There is so much behind those beautiful blue eyes and in that little brain of her. So many skills and so many thoughts but she just lacks the means or maybe even the motivation to share it.
Every 6 months Courtney sees a developmental pediatrician. This is the doctor (along with a team of therapists) that gave her the diagnosis of autism. This doctor will follower her in her development and help us best help her.
At her last appointment this summer, we decided it was time to see if she could handle some cognitive testing to get a better idea of where she is cognitively. Not sure why, but I was so nervous about this appointment. I’m the end, it means nothing. Does it really matter where she is cognitively as long as we are giving her what she needs to progress? No. But I was still nervous. It’s never easy to hear how behind your child actually is.
Well, we still don’t know. The psychologist had to decide that Courtney continues to be not testable. At this point they are taking my word that she can do some of the skills they were testing on because Courtney wasn’t showing them she could. Yes, doctor, Courtney knows which animal is a cow. Yes, she knows her colors, numbers and letters.

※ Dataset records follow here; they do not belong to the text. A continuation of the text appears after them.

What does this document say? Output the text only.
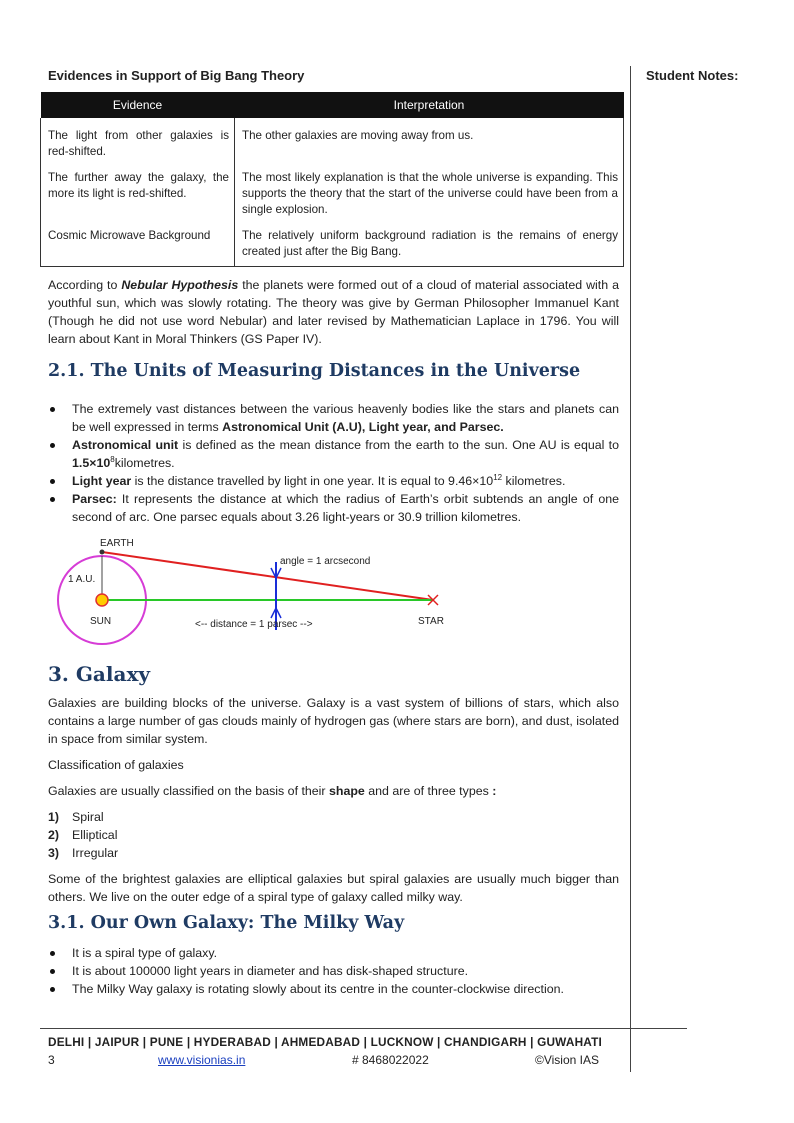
Student Notes:
Evidences in Support of Big Bang Theory
Evidence	Interpretation
The light from other galaxies is red-shifted.	The other galaxies are moving away from us.
The further away the galaxy, the more its light is red-shifted.	The most likely explanation is that the whole universe is expanding. This supports the theory that the start of the universe could have been from a single explosion.
Cosmic Microwave Background	The relatively uniform background radiation is the remains of energy created just after the Big Bang.
According to Nebular Hypothesis the planets were formed out of a cloud of material associated with a youthful sun, which was slowly rotating. The theory was give by German Philosopher Immanuel Kant (Though he did not use word Nebular) and later revised by Mathematician Laplace in 1796. You will learn about Kant in Moral Thinkers (GS Paper IV).
2.1. The Units of Measuring Distances in the Universe
The extremely vast distances between the various heavenly bodies like the stars and planets can be well expressed in terms Astronomical Unit (A.U), Light year, and Parsec.
Astronomical unit is defined as the mean distance from the earth to the sun. One AU is equal to $1.5\times 10^8kilometres$.
Light year is the distance travelled by light in one year. It is equal to $9.46\times 10^{12}$ kilometres.
Parsec: It represents the distance at which the radius of Earth’s orbit subtends an angle of one second of arc. One parsec equals about 3.26 light-years or 30.9 trillion kilometres.
EARTH
1 A.U.
SUN
angle = 1 arcsecond
<-- distance = 1 parsec -->	STAR
3. Galaxy
Galaxies are building blocks of the universe. Galaxy is a vast system of billions of stars, which also contains a large number of gas clouds mainly of hydrogen gas (where stars are born), and dust, isolated in space from similar system.
Classification of galaxies
Galaxies are usually classified on the basis of their shape and are of three types :
1) Spiral
2) Elliptical
3) Irregular
Some of the brightest galaxies are elliptical galaxies but spiral galaxies are usually much bigger than others. We live on the outer edge of a spiral type of galaxy called milky way.
3.1. Our Own Galaxy: The Milky Way
It is a spiral type of galaxy.
It is about 100000 light years in diameter and has disk-shaped structure.
The Milky Way galaxy is rotating slowly about its centre in the counter-clockwise direction.
DELHI | JAIPUR | PUNE | HYDERABAD | AHMEDABAD | LUCKNOW | CHANDIGARH | GUWAHATI
3	www.visionias.in	# 8468022022	©Vision IAS
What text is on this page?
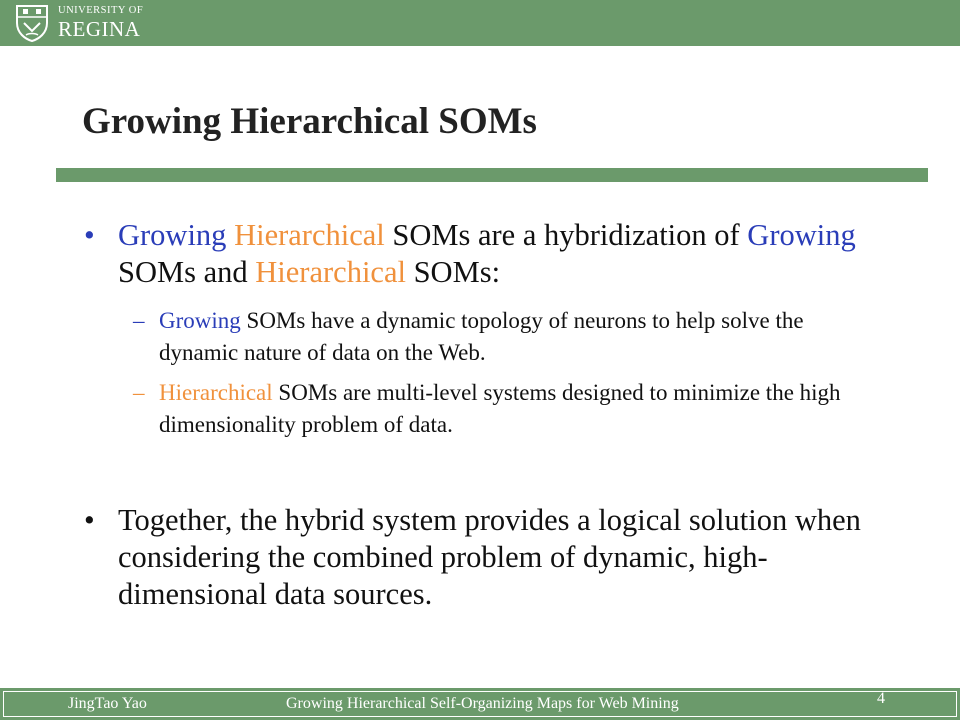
UNIVERSITY OF
REGINA
Growing Hierarchical SOMs
• Growing Hierarchical SOMs are a hybridization of Growing SOMs and Hierarchical SOMs:
– Growing SOMs have a dynamic topology of neurons to help solve the dynamic nature of data on the Web.
– Hierarchical SOMs are multi-level systems designed to minimize the high dimensionality problem of data.
• Together, the hybrid system provides a logical solution when considering the combined problem of dynamic, high-dimensional data sources.
JingTao Yao	Growing Hierarchical Self-Organizing Maps for Web Mining	4
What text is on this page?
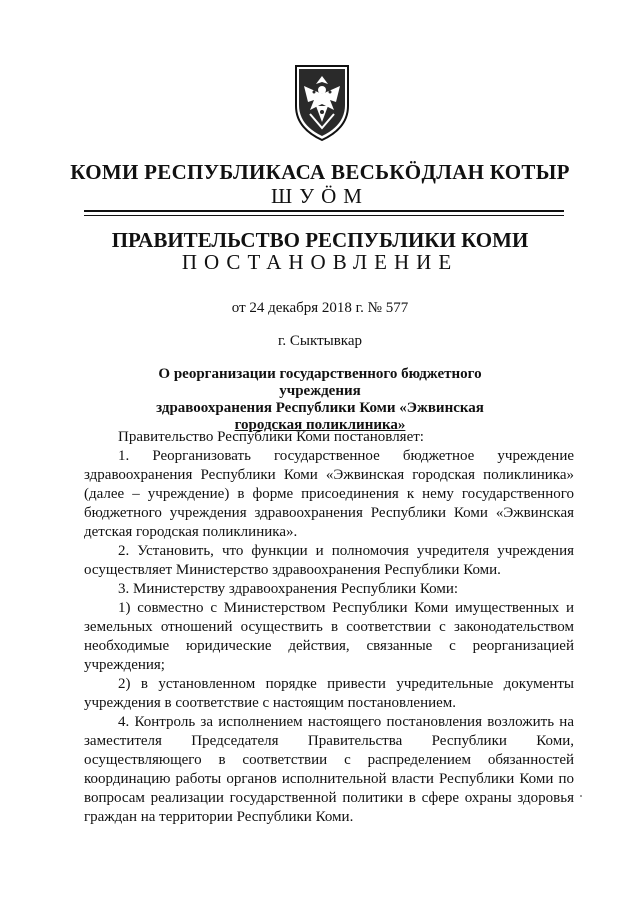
КОМИ РЕСПУБЛИКАСА ВЕСЬКӦДЛАН КОТЫР
ШУӦМ
ПРАВИТЕЛЬСТВО РЕСПУБЛИКИ КОМИ
ПОСТАНОВЛЕНИЕ
от 24 декабря 2018 г. № 577
г. Сыктывкар
О реорганизации государственного бюджетного учреждения
здравоохранения Республики Коми «Эжвинская
городская поликлиника»

Правительство Республики Коми постановляет:

1. Реорганизовать государственное бюджетное учреждение здравоохранения Республики Коми «Эжвинская городская поликлиника» (далее – учреждение) в форме присоединения к нему государственного бюджетного учреждения здравоохранения Республики Коми «Эжвинская детская городская поликлиника».

2. Установить, что функции и полномочия учредителя учреждения осуществляет Министерство здравоохранения Республики Коми.

3. Министерству здравоохранения Республики Коми:

1) совместно с Министерством Республики Коми имущественных и земельных отношений осуществить в соответствии с законодательством необходимые юридические действия, связанные с реорганизацией учреждения;

2) в установленном порядке привести учредительные документы учреждения в соответствие с настоящим постановлением.

4. Контроль за исполнением настоящего постановления возложить на заместителя Председателя Правительства Республики Коми, осуществляющего в соответствии с распределением обязанностей координацию работы органов исполнительной власти Республики Коми по вопросам реализации государственной политики в сфере охраны здоровья граждан на территории Республики Коми.
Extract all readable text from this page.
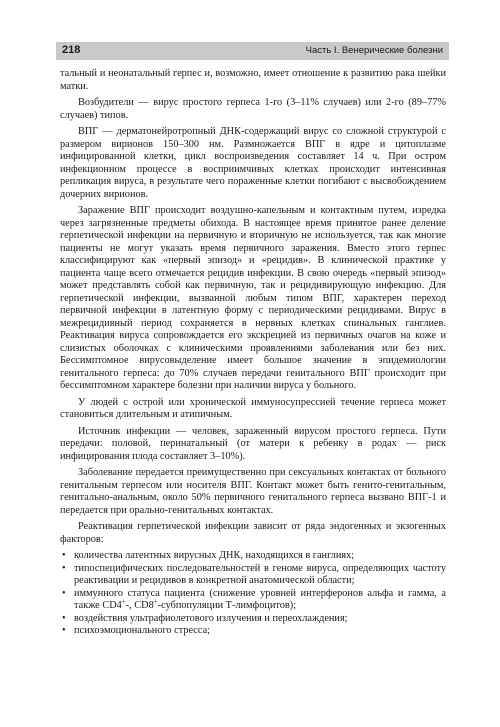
218	Часть I. Венерические болезни

тальный и неонатальный герпес и, возможно, имеет отношение к развитию рака шейки матки.

Возбудители — вирус простого герпеса 1-го (3–11% случаев) или 2-го (89–77% случаев) типов.

ВПГ — дерматонейротропный ДНК-содержащий вирус со сложной структурой с размером вирионов 150–300 нм. Размножается ВПГ в ядре и цитоплазме инфицированной клетки, цикл воспроизведения составляет 14 ч. При остром инфекционном процессе в восприимчивых клетках происходит интенсивная репликация вируса, в результате чего пораженные клетки погибают с высвобождением дочерних вирионов.

Заражение ВПГ происходит воздушно-капельным и контактным путем, изредка через загрязненные предметы обихода. В настоящее время принятое ранее деление герпетической инфекции на первичную и вторичную не используется, так как многие пациенты не могут указать время первичного заражения. Вместо этого герпес классифицируют как «первый эпизод» и «рецидив». В клинической практике у пациента чаще всего отмечается рецидив инфекции. В свою очередь «первый эпизод» может представлять собой как первичную, так и рецидивирующую инфекцию. Для герпетической инфекции, вызванной любым типом ВПГ, характерен переход первичной инфекции в латентную форму с периодическими рецидивами. Вирус в межрецидивный период сохраняется в нервных клетках спинальных ганглиев. Реактивация вируса сопровождается его экскрецией из первичных очагов на коже и слизистых оболочках с клиническими проявлениями заболевания или без них. Бессимптомное вирусовыделение имеет большое значение в эпидемиологии генитального герпеса: до 70% случаев передачи генитального ВПГ происходит при бессимптомном характере болезни при наличии вируса у больного.

У людей с острой или хронической иммуносупрессией течение герпеса может становиться длительным и атипичным.

Источник инфекции — человек, зараженный вирусом простого герпеса. Пути передачи: половой, перинатальный (от матери к ребенку в родах — риск инфицирования плода составляет 3–10%).

Заболевание передается преимущественно при сексуальных контактах от больного генитальным герпесом или носителя ВПГ. Контакт может быть генито-генитальным, генитально-анальным, около 50% первичного генитального герпеса вызвано ВПГ-1 и передается при орально-генитальных контактах.

Реактивация герпетической инфекции зависит от ряда эндогенных и экзогенных факторов:

• количества латентных вирусных ДНК, находящихся в ганглиях;
• типоспецифических последовательностей в геноме вируса, определяющих частоту реактивации и рецидивов в конкретной анатомической области;
• иммунного статуса пациента (снижение уровней интерферонов альфа и гамма, а также CD4+-, CD8+-субпопуляции Т-лимфоцитов);
• воздействия ультрафиолетового излучения и переохлаждения;
• психоэмоционального стресса;
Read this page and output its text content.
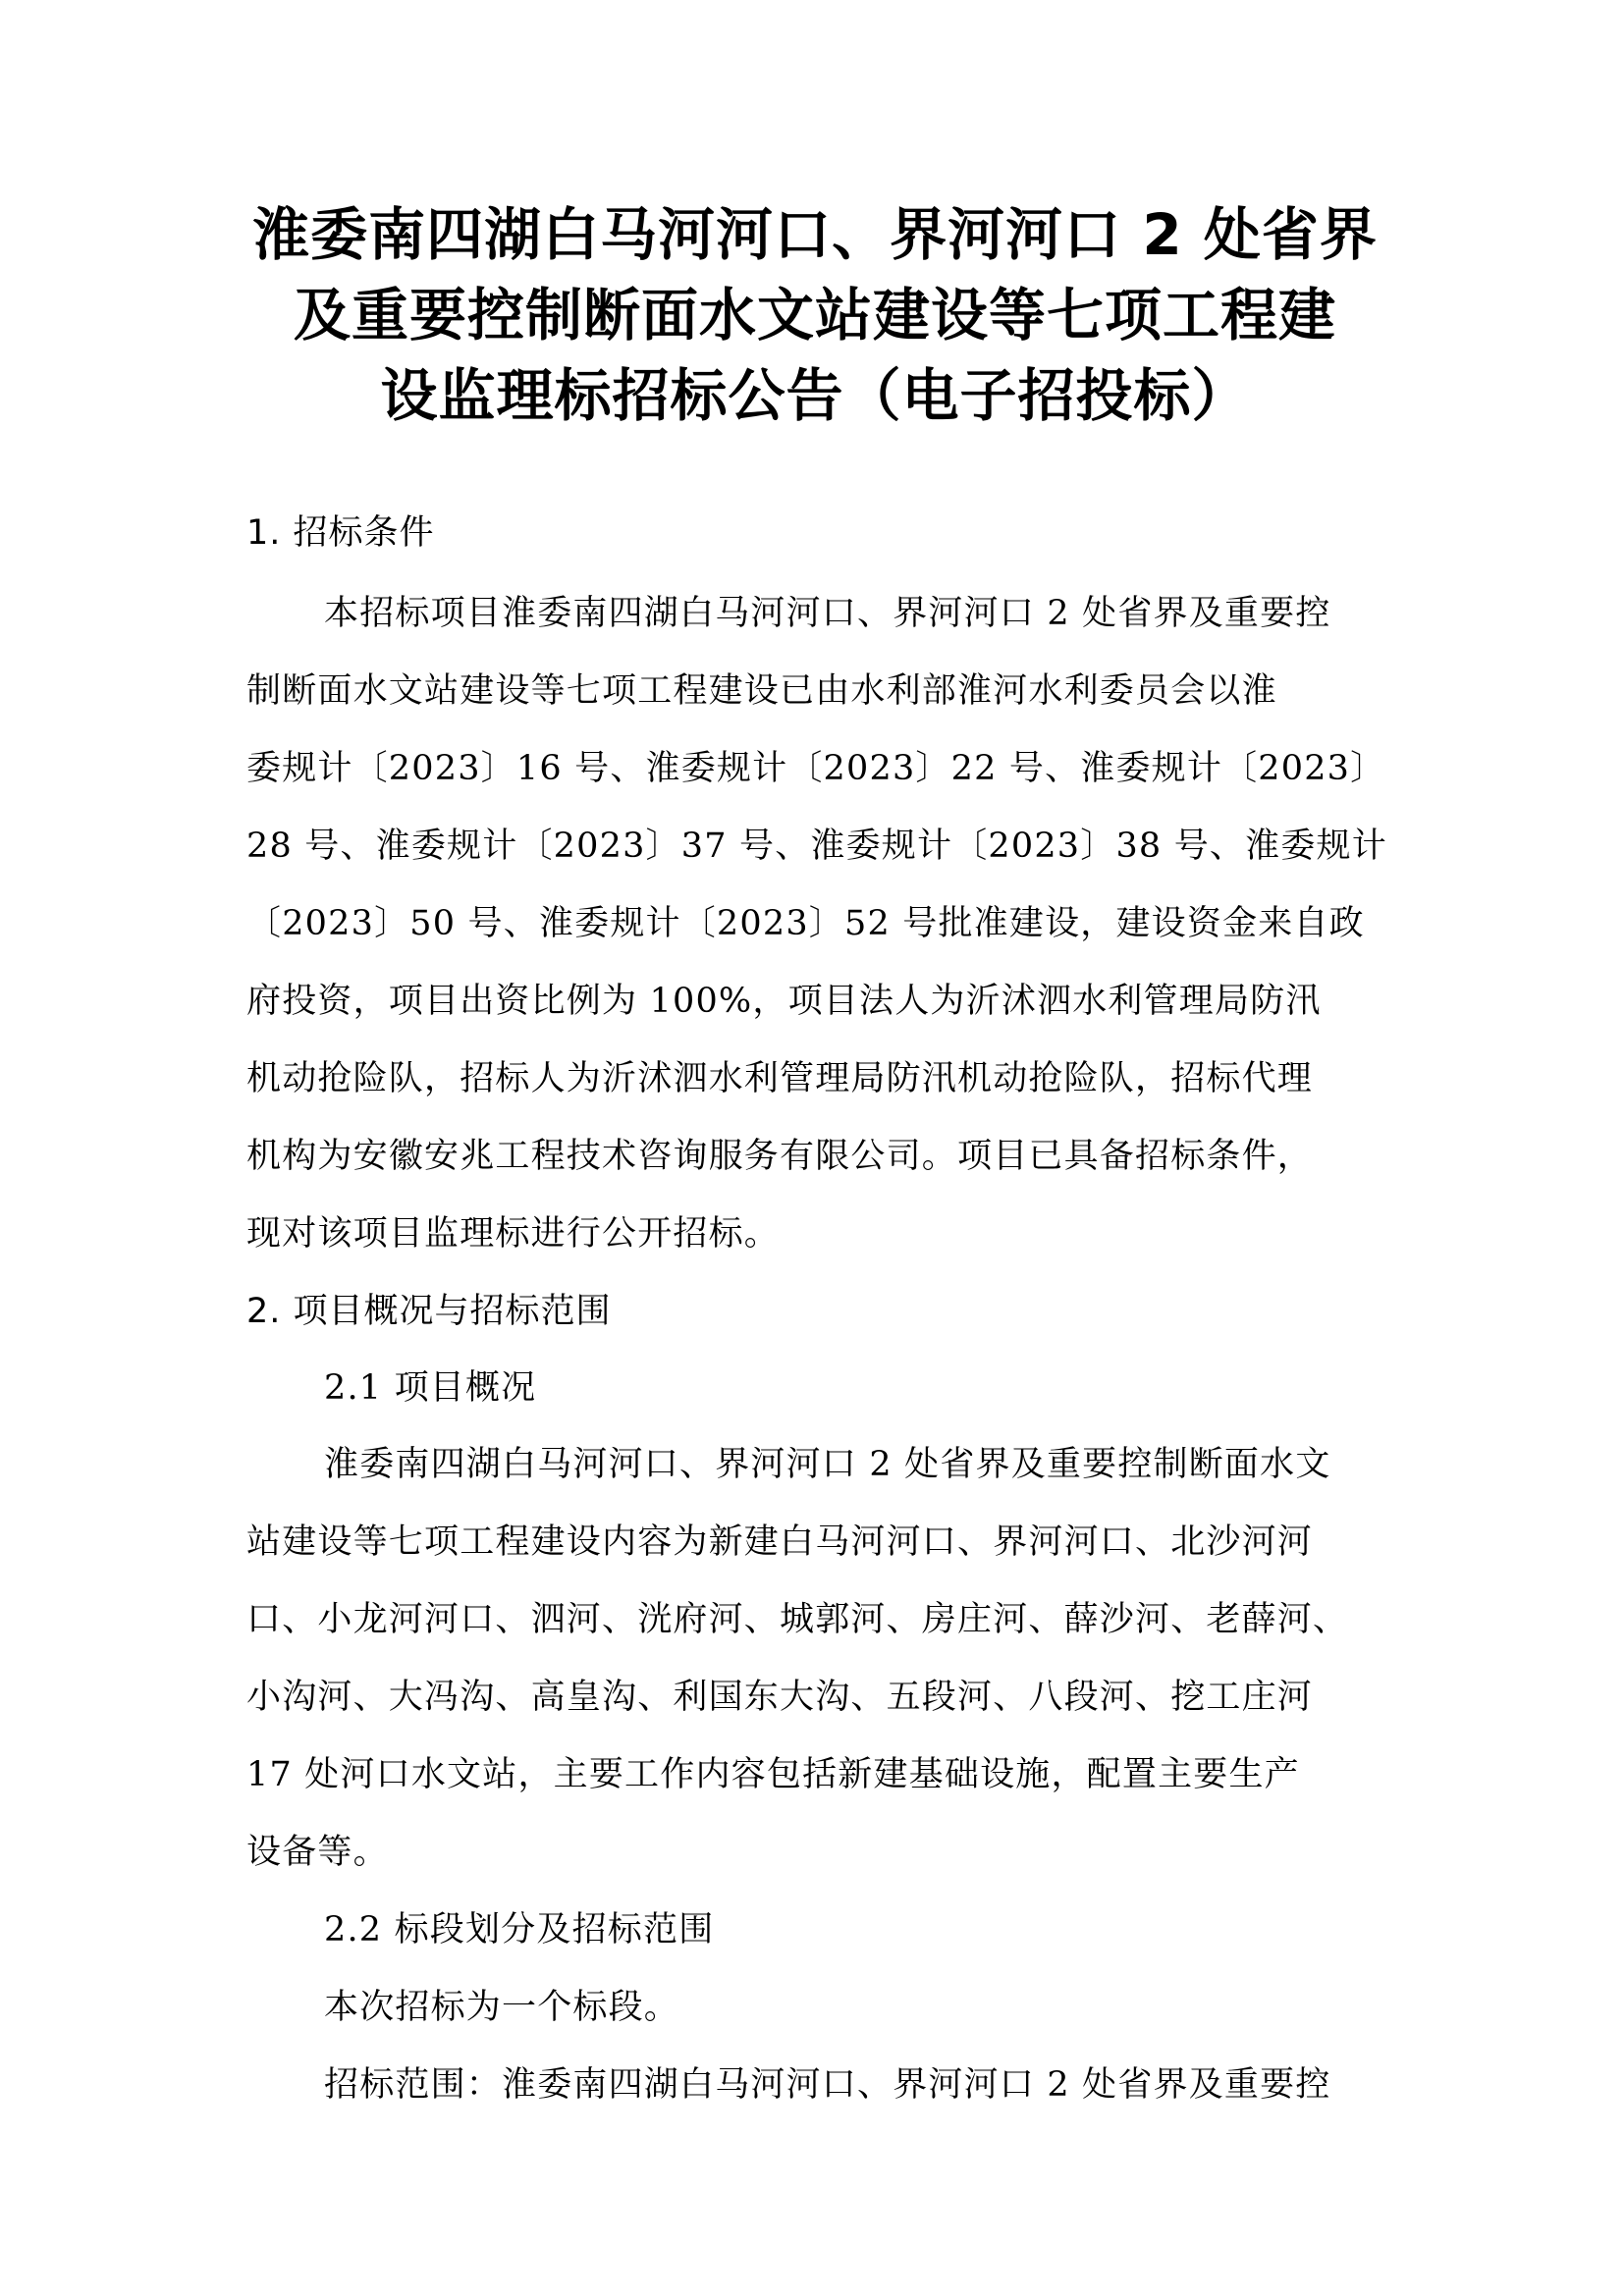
淮委南四湖白马河河口、界河河口 2 处省界
及重要控制断面水文站建设等七项工程建
设监理标招标公告（电子招投标）
1. 招标条件
本招标项目淮委南四湖白马河河口、界河河口 2 处省界及重要控
制断面水文站建设等七项工程建设已由水利部淮河水利委员会以淮
委规计〔2023〕16 号、淮委规计〔2023〕22 号、淮委规计〔2023〕
28 号、淮委规计〔2023〕37 号、淮委规计〔2023〕38 号、淮委规计
〔2023〕50 号、淮委规计〔2023〕52 号批准建设，建设资金来自政
府投资，项目出资比例为 100%，项目法人为沂沭泗水利管理局防汛
机动抢险队，招标人为沂沭泗水利管理局防汛机动抢险队，招标代理
机构为安徽安兆工程技术咨询服务有限公司。项目已具备招标条件，
现对该项目监理标进行公开招标。
2. 项目概况与招标范围
2.1 项目概况
淮委南四湖白马河河口、界河河口 2 处省界及重要控制断面水文
站建设等七项工程建设内容为新建白马河河口、界河河口、北沙河河
口、小龙河河口、泗河、洸府河、城郭河、房庄河、薛沙河、老薛河、
小沟河、大冯沟、高皇沟、利国东大沟、五段河、八段河、挖工庄河
17 处河口水文站，主要工作内容包括新建基础设施，配置主要生产
设备等。
2.2 标段划分及招标范围
本次招标为一个标段。
招标范围：淮委南四湖白马河河口、界河河口 2 处省界及重要控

Today I truly had to be her voice.
Not sure what is harder to watch…her not answering a question because she doesn’t know the answer or not answering because she has completely checked out. So in the end, we left there with the doctor saying she has definitely regressed. Regressed behaviorally. They agree, based on what I told them, that it was a rough fall and that is why there is regression.
Sometimes it really makes my heart ache to think of all that is in her little head and how difficult it is for her to share it. It kills me that even with 46 hours of school and therapy, we are only inching away.
But I hope she also knows just how proud we are of her and how loved she is.